A fórmula política que a liderança republicana delineou para realizar essa “missão” passa por um aumento do orçamento para repressão, o que confirma a descrição de Ugarteche. “No Texas, vivemos há anos sob um regime que era um ensaio para o que está acontecendo em nível federal”, explicou. Durante os mandatos de Rick Perry, que governou o Texas durante 16 anos, e Greg Abbott, que está há uma década no cargo, “um grupo de nacionalistas cristãos tem impulsionado esse mecanismo ideológico de repetir uma mentira mil vezes até que se torne verdade, insistindo na noção de uma ‘invasão’ estrangeira”, observou Argüelles.
Cerca de US$ 9 bilhões foram investidos em uma operação de militarização da fronteira chamada Lone Star, que envolveu a mobilização da Guarda Nacional para conter uma invasão de imigrantes que nunca aconteceu. “O dinheiro foi distribuído entre os condados fronteiriços que declararam a invasão, unidades móveis foram compradas e horas extras foram pagas a centenas de policiais, designados para patrulhar estradas desertas onde não havia fluxos massivos ou crises para conter”.
Onde criaram uma crise foi no México, quando impuseram a exigência de que os requerentes de asilo nos Estados Unidos permanecessem deste lado da fronteira, aguardando sua vez de serem atendidos. “Fique no México” foi um slogan lançado em 2019 (“Quédate en México”, Brecha, 10-05-2019), durante a primeira presidência de Trump, e ratificado pelo seu sucessor democrata, Joe Biden. Os governos mexicanos também não se saem bem. “É um discurso de padrão duplo dizer que você está defendendo seus compatriotas enquanto trata os migrantes detidos no México de forma muito mal”, disse Gabriela Hernández, gerente da Casa Tochan na Cidade do México, quando questionada sobre as ações das autoridades federais mexicanas. Como gerente de um abrigo gratuito de longa permanência, Hernández é uma voz qualificada em questões de migração: “Estamos satisfeitos em ver os protestos nos Estados Unidos e espero que os mexicanos aprendam que, se vocês querem que seus migrantes sejam respeitados, também precisam respeitar aqueles que estão aqui e que não são mexicanos”, disse.

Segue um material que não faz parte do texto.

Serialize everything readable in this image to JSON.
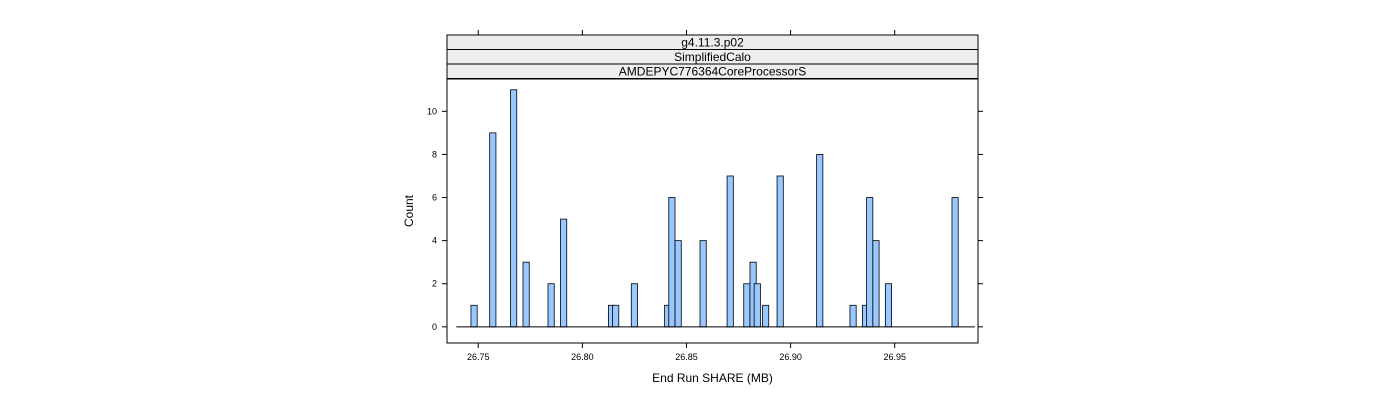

“Voltemos ao argumento de que o uso da força que caracteriza o governo Trump é um sinal de fraqueza, propõe Ugarteche: quando você precisa usar o medo e a força, é porque sua capacidade de liderança não é mais reconhecida. O sintoma do declínio hegemônico dos Estados Unidos está no atual governo”.
A resistência comunitária até agora se concentrou em apelar às leis que supostamente concedem direitos aos migrantes. É uma estratégia que mostrou seus limites, disse Argüelles. “Agora, nos Estados Unidos, estão dizendo que um migrante não tem direito ao habeas corpus, por exemplo. Nos últimos dez anos, houve uma erosão brutal das instituições e da confiança do povo estadunidense nelas. Aqueles que votaram nesses senhores não percebem que, ao permitir que os migrantes passem pelo que estão passando, estão abrindo um precedente legal para que façam o mesmo com eles. Estão permitindo que este regime autoritário cresça”.